Some politicians use Twitter — or, in many cases, have their staff members use it — as a vehicle for their daily message or as a kind of running travelogue. (“Back from Belgium,” Representative Darrell Issa of California tweeted last month. “They make quite a waffle.”) Other politicians have decided that Twitter is a way for us to become immersed in the mundane details of their private lives. The clear leader in this field is Claire McCaskill, Missouri’s junior senator, who took up Twitter just before the inauguration. “I get old style crunchy taco, and a chicken burrito supreme & Diet Coke at Taco Bell,” McCaskill recently tweeted. “Miss those tostados.” Then: “Ok, ok, brain freeze. I know you can only get Diet Pepsi at Taco Bell.” Give McCaskill credit: she clearly does the tweeting herself, and she shares both her policy positions and the details of her daily life in a way that can be informative and oddly endearing.

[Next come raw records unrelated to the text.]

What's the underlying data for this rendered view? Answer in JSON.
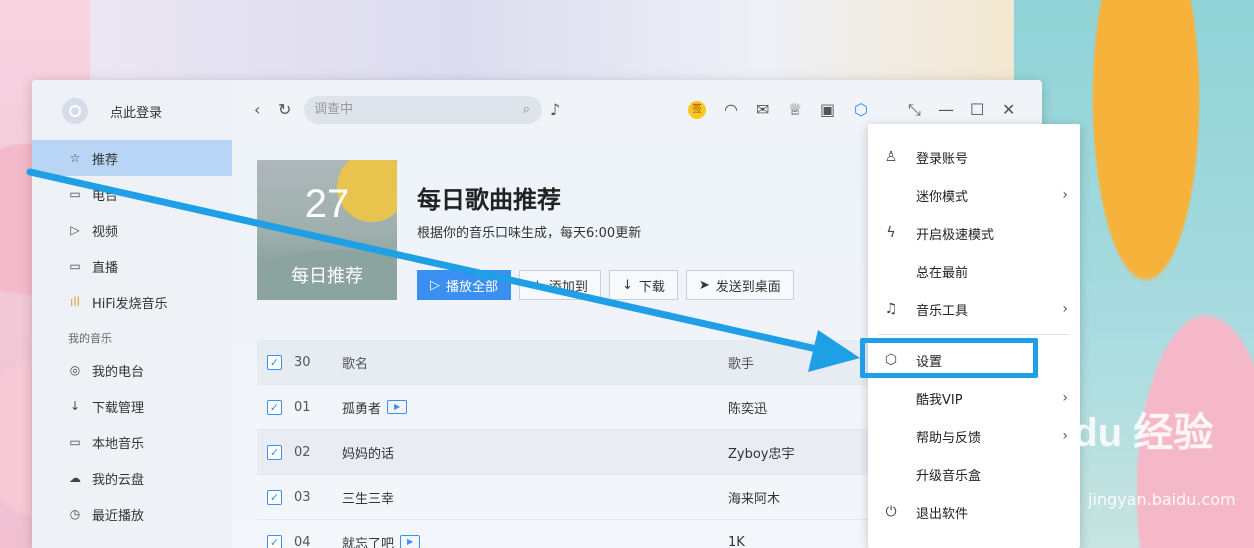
{
  "sidebar": {
    "login_text": "点此登录",
    "items": [
      {
        "label": "推荐",
        "icon": "star-icon",
        "glyph": "☆"
      },
      {
        "label": "电台",
        "icon": "radio-icon",
        "glyph": "▭"
      },
      {
        "label": "视频",
        "icon": "video-icon",
        "glyph": "▷"
      },
      {
        "label": "直播",
        "icon": "live-icon",
        "glyph": "▭"
      },
      {
        "label": "HiFi发烧音乐",
        "icon": "hifi-icon",
        "glyph": "ıll"
      }
    ],
    "section_label": "我的音乐",
    "my_items": [
      {
        "label": "我的电台",
        "icon": "location-icon",
        "glyph": "◎"
      },
      {
        "label": "下载管理",
        "icon": "download-icon",
        "glyph": "↓"
      },
      {
        "label": "本地音乐",
        "icon": "monitor-icon",
        "glyph": "▭"
      },
      {
        "label": "我的云盘",
        "icon": "cloud-icon",
        "glyph": "☁"
      },
      {
        "label": "最近播放",
        "icon": "clock-icon",
        "glyph": "◷"
      }
    ]
  },
  "topbar": {
    "search_placeholder": "调查中",
    "vip_badge": "签"
  },
  "daily": {
    "day": "27",
    "cover_label": "每日推荐",
    "title": "每日歌曲推荐",
    "subtitle": "根据你的音乐口味生成，每天6:00更新",
    "buttons": {
      "play_all": "播放全部",
      "add_to": "添加到",
      "download": "下载",
      "send_desktop": "发送到桌面"
    }
  },
  "table": {
    "count": "30",
    "col_name": "歌名",
    "col_artist": "歌手",
    "rows": [
      {
        "num": "01",
        "name": "孤勇者",
        "artist": "陈奕迅",
        "mv": true
      },
      {
        "num": "02",
        "name": "妈妈的话",
        "artist": "Zyboy忠宇",
        "mv": false
      },
      {
        "num": "03",
        "name": "三生三幸",
        "artist": "海来阿木",
        "mv": false
      },
      {
        "num": "04",
        "name": "就忘了吧",
        "artist": "1K",
        "mv": true
      }
    ]
  },
  "menu": {
    "items": [
      {
        "label": "登录账号",
        "icon": "user-icon",
        "glyph": "♙",
        "arrow": false
      },
      {
        "label": "迷你模式",
        "icon": "",
        "glyph": "",
        "arrow": true
      },
      {
        "label": "开启极速模式",
        "icon": "lightning-icon",
        "glyph": "ϟ",
        "arrow": false
      },
      {
        "label": "总在最前",
        "icon": "",
        "glyph": "",
        "arrow": false
      },
      {
        "label": "音乐工具",
        "icon": "music-tool-icon",
        "glyph": "♫",
        "arrow": true
      }
    ],
    "items2": [
      {
        "label": "设置",
        "icon": "settings-icon",
        "glyph": "⬡",
        "arrow": false
      },
      {
        "label": "酷我VIP",
        "icon": "",
        "glyph": "",
        "arrow": true
      },
      {
        "label": "帮助与反馈",
        "icon": "",
        "glyph": "",
        "arrow": true
      },
      {
        "label": "升级音乐盒",
        "icon": "",
        "glyph": "",
        "arrow": false
      },
      {
        "label": "退出软件",
        "icon": "power-icon",
        "glyph": "⏻",
        "arrow": false
      }
    ]
  },
  "colors": {
    "accent": "#3b8ff0",
    "annotation": "#1e9fe6"
  },
  "watermark": {
    "brand": "Bai du 经验",
    "url": "jingyan.baidu.com"
  }
}
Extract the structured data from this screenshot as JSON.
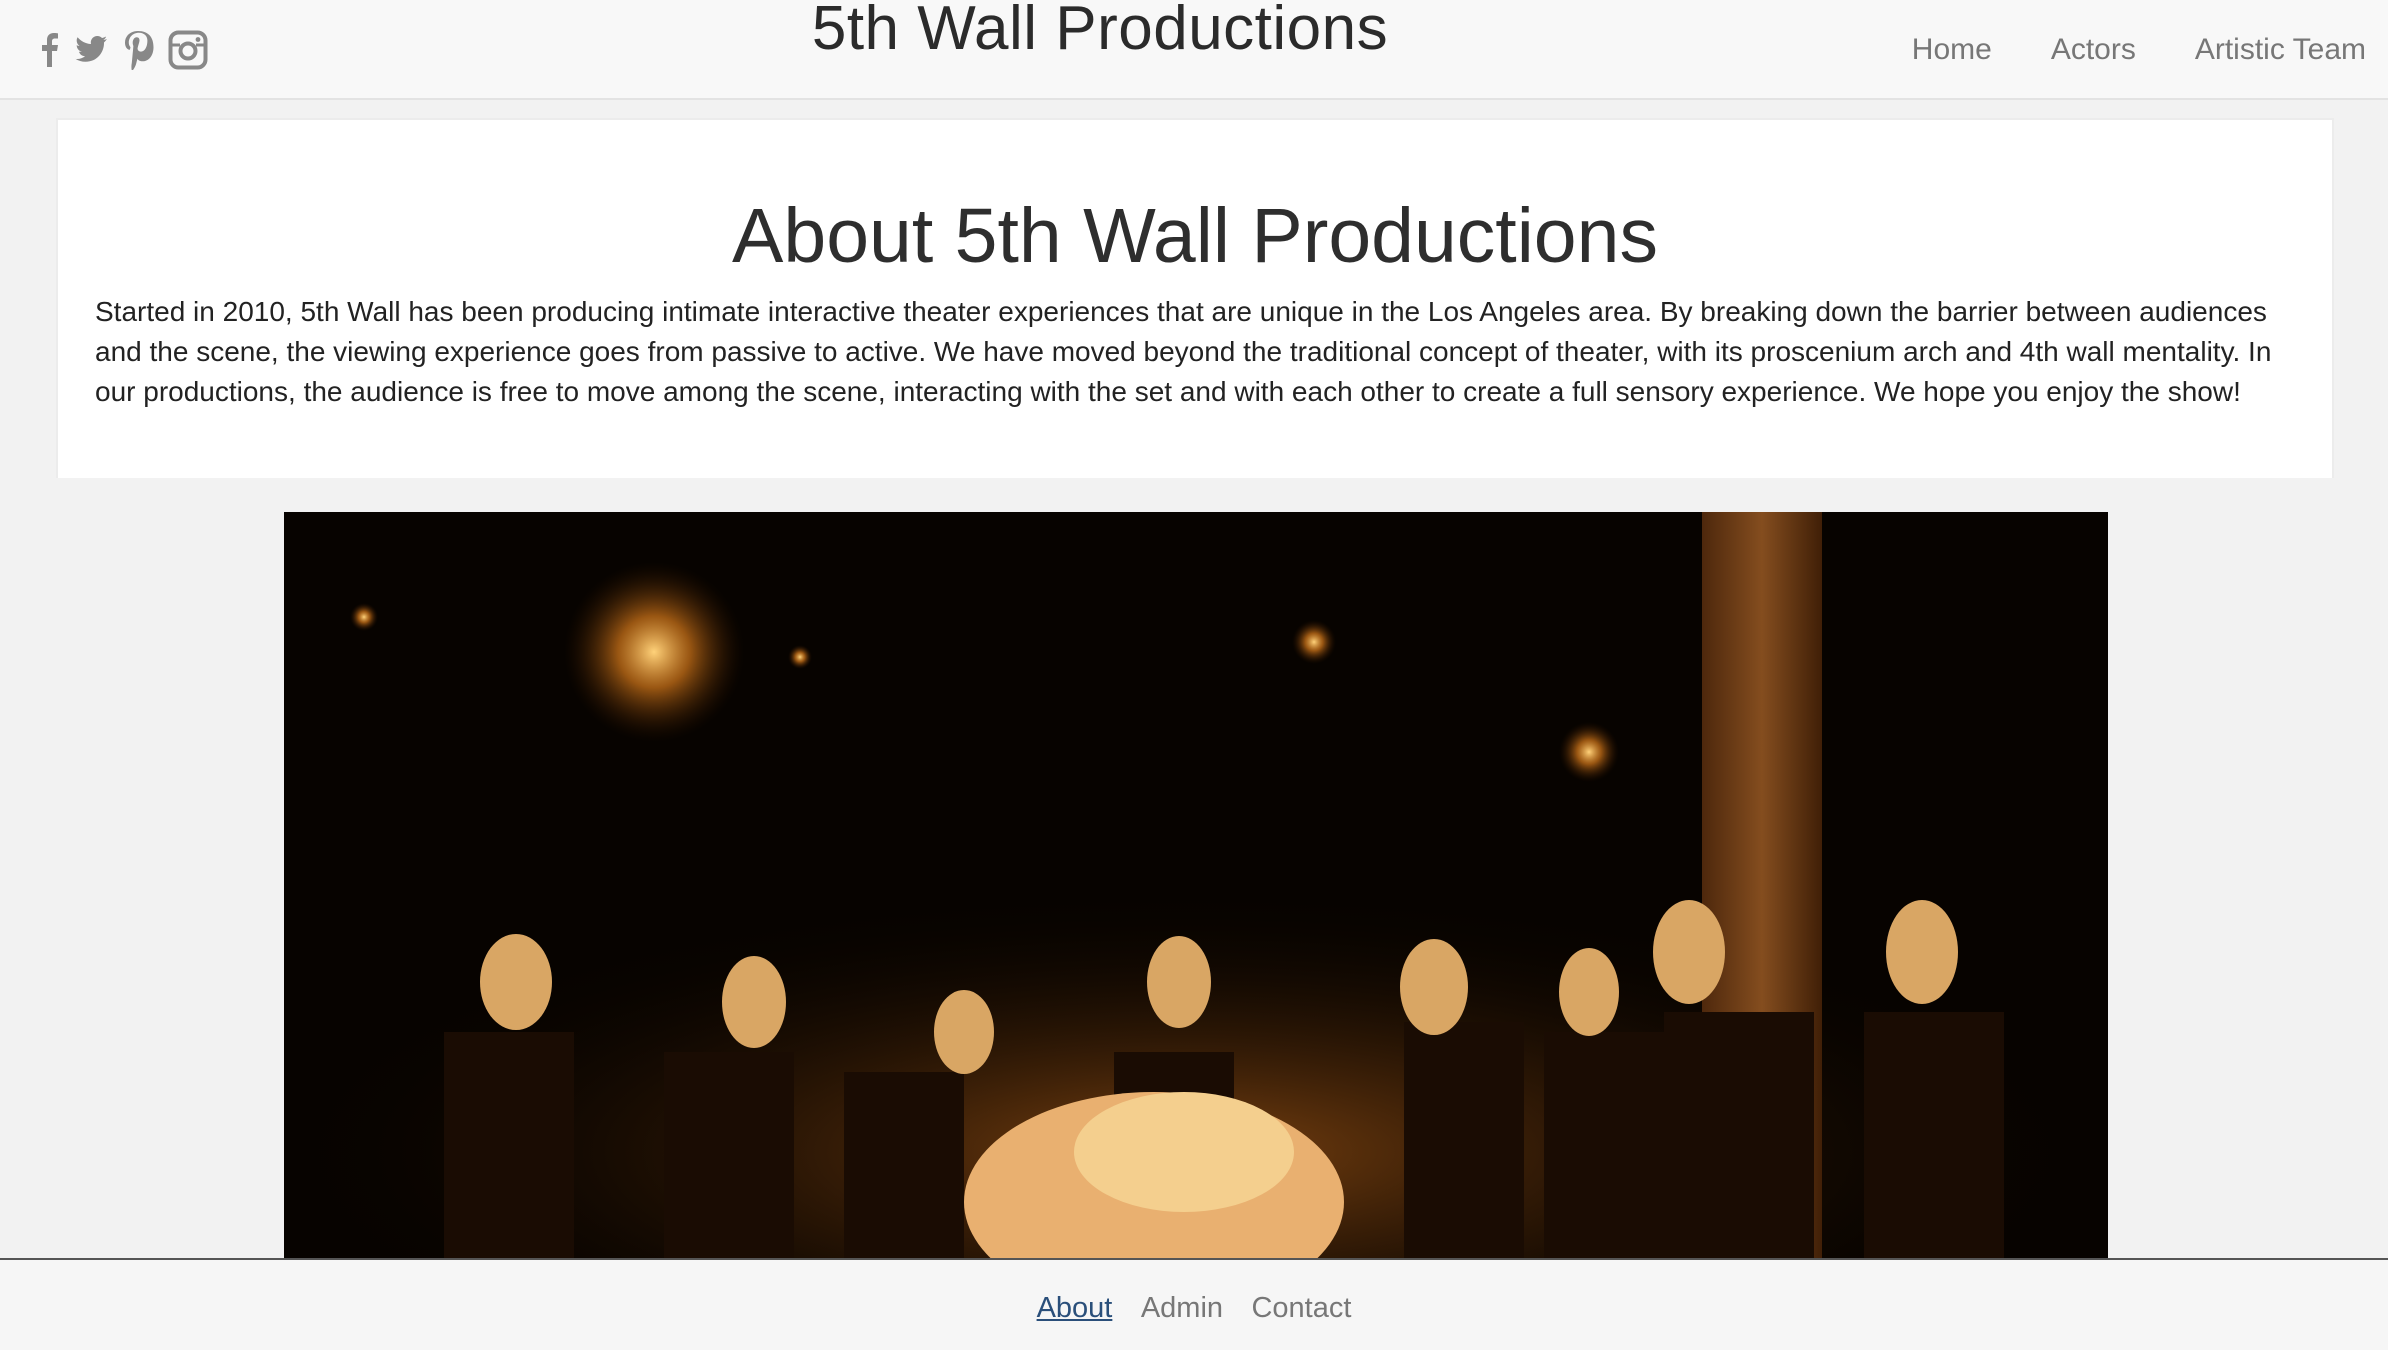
{
  "header": {
    "brand": "5th Wall Productions",
    "social": [
      "facebook-icon",
      "twitter-icon",
      "pinterest-icon",
      "instagram-icon"
    ],
    "nav": [
      {
        "label": "Home"
      },
      {
        "label": "Actors"
      },
      {
        "label": "Artistic Team"
      }
    ]
  },
  "about": {
    "title": "About 5th Wall Productions",
    "body": "Started in 2010, 5th Wall has been producing intimate interactive theater experiences that are unique in the Los Angeles area. By breaking down the barrier between audiences and the scene, the viewing experience goes from passive to active. We have moved beyond the traditional concept of theater, with its proscenium arch and 4th wall mentality. In our productions, the audience is free to move among the scene, interacting with the set and with each other to create a full sensory experience. We hope you enjoy the show!"
  },
  "footer": {
    "links": [
      {
        "label": "About",
        "active": true
      },
      {
        "label": "Admin"
      },
      {
        "label": "Contact"
      }
    ]
  },
  "colors": {
    "link_active": "#2a4f7a",
    "nav_text": "#777777",
    "navbar_bg": "#f8f8f8"
  }
}
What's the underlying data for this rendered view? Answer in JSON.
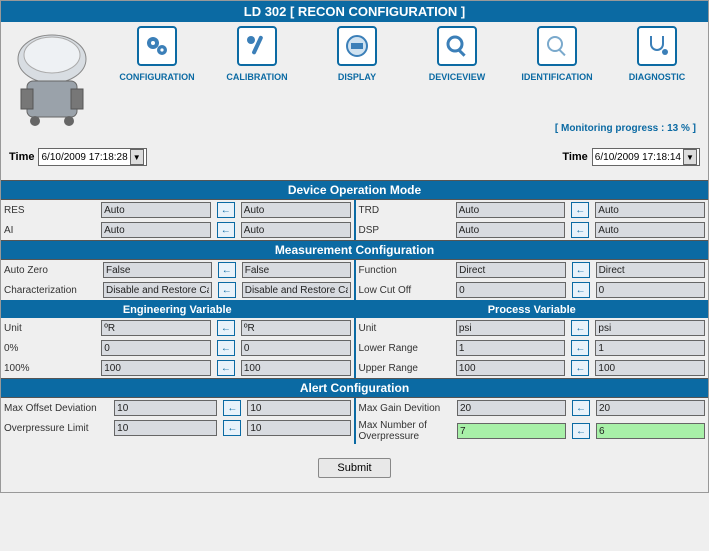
{
  "title": "LD 302 [ RECON CONFIGURATION ]",
  "nav": {
    "configuration": "CONFIGURATION",
    "calibration": "CALIBRATION",
    "display": "DISPLAY",
    "deviceview": "DEVICEVIEW",
    "identification": "IDENTIFICATION",
    "diagnostic": "DIAGNOSTIC"
  },
  "monitor_text": "[ Monitoring progress : 13 % ]",
  "time_label": "Time",
  "time_left": "6/10/2009 17:18:28",
  "time_right": "6/10/2009 17:18:14",
  "sections": {
    "dom": "Device Operation Mode",
    "mc": "Measurement Configuration",
    "ev": "Engineering Variable",
    "pv": "Process Variable",
    "ac": "Alert Configuration"
  },
  "dom": {
    "res_lbl": "RES",
    "res_a": "Auto",
    "res_b": "Auto",
    "ai_lbl": "AI",
    "ai_a": "Auto",
    "ai_b": "Auto",
    "trd_lbl": "TRD",
    "trd_a": "Auto",
    "trd_b": "Auto",
    "dsp_lbl": "DSP",
    "dsp_a": "Auto",
    "dsp_b": "Auto"
  },
  "mc": {
    "az_lbl": "Auto Zero",
    "az_a": "False",
    "az_b": "False",
    "ch_lbl": "Characterization",
    "ch_a": "Disable and Restore Cal",
    "ch_b": "Disable and Restore Cal",
    "fn_lbl": "Function",
    "fn_a": "Direct",
    "fn_b": "Direct",
    "lc_lbl": "Low Cut Off",
    "lc_a": "0",
    "lc_b": "0"
  },
  "ev": {
    "unit_lbl": "Unit",
    "unit_a": "ºR",
    "unit_b": "ºR",
    "p0_lbl": "0%",
    "p0_a": "0",
    "p0_b": "0",
    "p100_lbl": "100%",
    "p100_a": "100",
    "p100_b": "100"
  },
  "pv": {
    "unit_lbl": "Unit",
    "unit_a": "psi",
    "unit_b": "psi",
    "lr_lbl": "Lower Range",
    "lr_a": "1",
    "lr_b": "1",
    "ur_lbl": "Upper Range",
    "ur_a": "100",
    "ur_b": "100"
  },
  "ac": {
    "mod_lbl": "Max Offset Deviation",
    "mod_a": "10",
    "mod_b": "10",
    "opl_lbl": "Overpressure Limit",
    "opl_a": "10",
    "opl_b": "10",
    "mgd_lbl": "Max Gain Devition",
    "mgd_a": "20",
    "mgd_b": "20",
    "mno_lbl": "Max Number of Overpressure",
    "mno_a": "7",
    "mno_b": "6"
  },
  "submit": "Submit"
}
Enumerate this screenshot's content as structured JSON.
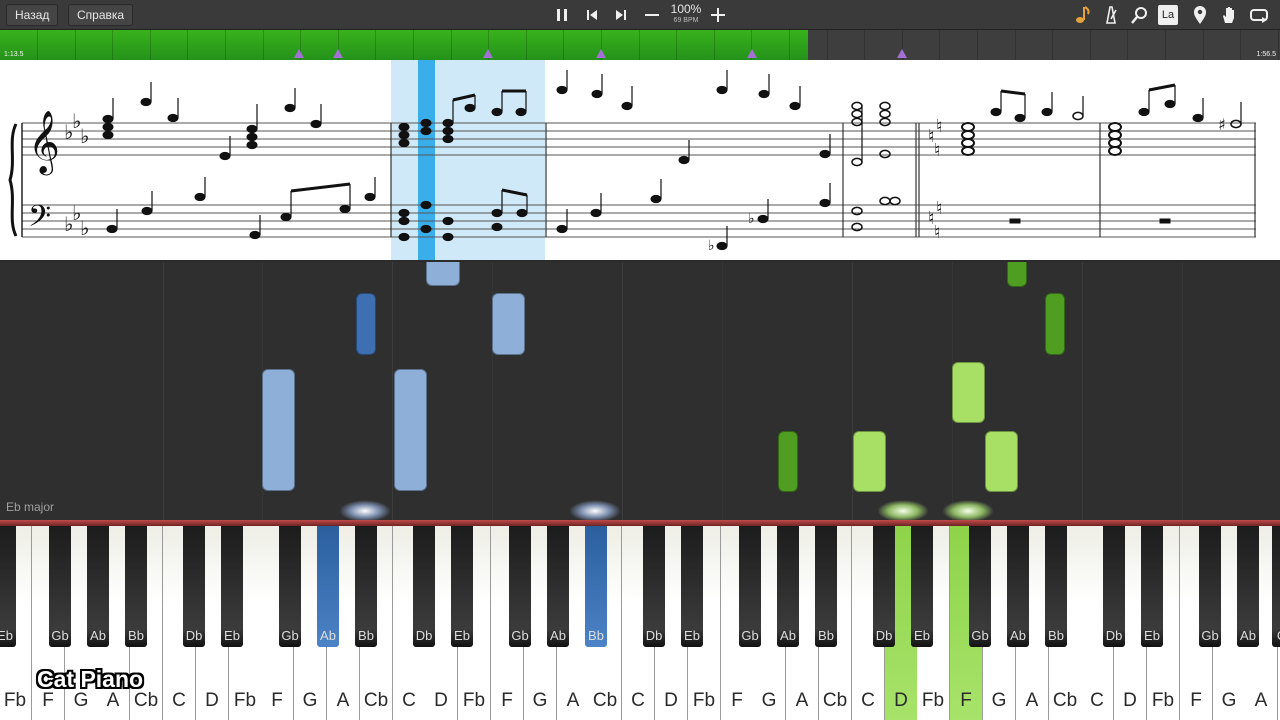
{
  "toolbar": {
    "back_label": "Назад",
    "help_label": "Справка",
    "speed_percent": "100%",
    "speed_bpm": "69 BPM",
    "icons": [
      "pause-icon",
      "skip-back-icon",
      "skip-forward-icon",
      "minus-icon",
      "plus-icon",
      "note-icon",
      "metronome-icon",
      "zoom-icon",
      "la-icon",
      "marker-icon",
      "hand-icon",
      "loop-icon"
    ],
    "la_label": "La"
  },
  "progress": {
    "current_time": "1:13.5",
    "total_time": "1:56.5",
    "fraction": 0.631,
    "accent_color": "#2aa81c",
    "marker_color": "#a46fd6"
  },
  "sheet": {
    "key_signature": "Eb major",
    "highlight_color": "#bfe3f7",
    "playhead_color": "#3aaeea"
  },
  "roll": {
    "key_label": "Eb major",
    "left_hand_color": "#3e6fb3",
    "right_hand_color": "#a8e065"
  },
  "keyboard": {
    "white_keys": [
      "Fb",
      "F",
      "G",
      "A",
      "Cb",
      "C",
      "D",
      "Fb",
      "F",
      "G",
      "A",
      "Cb",
      "C",
      "D",
      "Fb",
      "F",
      "G",
      "A",
      "Cb",
      "C",
      "D",
      "Fb",
      "F",
      "G",
      "A",
      "Cb",
      "C",
      "D",
      "Fb",
      "F",
      "G",
      "A",
      "Cb",
      "C",
      "D",
      "Fb",
      "F",
      "G",
      "A",
      "Ci"
    ],
    "black_keys": [
      "Eb",
      "Gb",
      "Ab",
      "Bb",
      "Db",
      "Eb",
      "Gb",
      "Ab",
      "Bb",
      "Db",
      "Eb",
      "Gb",
      "Ab",
      "Bb",
      "Db",
      "Eb",
      "Gb",
      "Ab",
      "Bb",
      "Db",
      "Eb",
      "Gb",
      "Ab",
      "Bb",
      "Db",
      "Eb",
      "Gb",
      "Ab",
      "Ci"
    ],
    "pressed_white": [
      "D",
      "F"
    ],
    "pressed_black": [
      "Bb",
      "Bb"
    ]
  },
  "watermark": "Cat Piano"
}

And yet at times McCaskill, like just about all devoted tweeters, can sound like Tom Hanks in that movie on the island, jabbering to his battered volleyball so as not to lose touch with his own existence.
However current it may be technologically, Twitter seems somehow out of step in its political sensibility — that is, in the promise of false intimacy between politicians and voters. For much of the last two decades, going back at least to George H. W. Bush’s pathetic pork rinds and Bill Clinton’s wailing saxophone, American politics was obsessed with the universality of our experience, typified by the enduring cliché of the president with whom you could quaff a beer. It isn’t hard to see how this happened: the all-powerful medium of television created a stagnating sameness in the presentation of politics that verged on parody, and voters and the news media sought to pierce the artifice, with savvy politicians doing what they could to oblige. But in this new age of reckoning for all that we’ve failed to accomplish, voters seem to have tired of what pollsters call the “understands people like me” question. Now, it seems, they want politicians to stop sharing and just govern like adults.
And whatever else Americans may be craving in our politics these days, brevity and immediacy aren’t among them. Politics today is already too simplistic and binary, its news cycle more comically truncated and ephemeral than at any time in our history; in the age of e-mail, blogs and smartphones, we seem to react to everything with a kind of frantic, predictable impulse (Tax all the bonuses! Kill all the pirates!) rather than with a longer-term consideration of benefits and consequences. The last thing Washington needs right now is politicians who seek to convey the moment in even shorter slogans and commentators who feel the need to offer their wisdom with even more frequency and glib abandon than they already do on blogs and cable TV.
If Twitter doesn’t turn out to be just the latest political fad (like, say, psychographic polling, or Ron Paul), then it just may be the worst thing to happen to politics and its attending media since a couple of geniuses at CNN dreamed up “Crossfire” back in the 1980s. It’s not that Twitter doesn’t have a value to society. Its ability to spread news (as in the emergency landing of a plane in the Hudson River) or to circumvent repression (as in Moldovan youths organizing protests) has already proved transformative. But not every new mode of communication lends itself to politics, where speed and complexity rarely coexist. The capital might be a better place if it became a Twitter-free zone, a city where people spent more time talking to the guy serving the coffee and less time informing the world that the coffee had, in fact, been served.
Matt Bai, who covers politics for the magazine, is the author of “The Argument: Inside the Battle to Remake Democratic Politics.”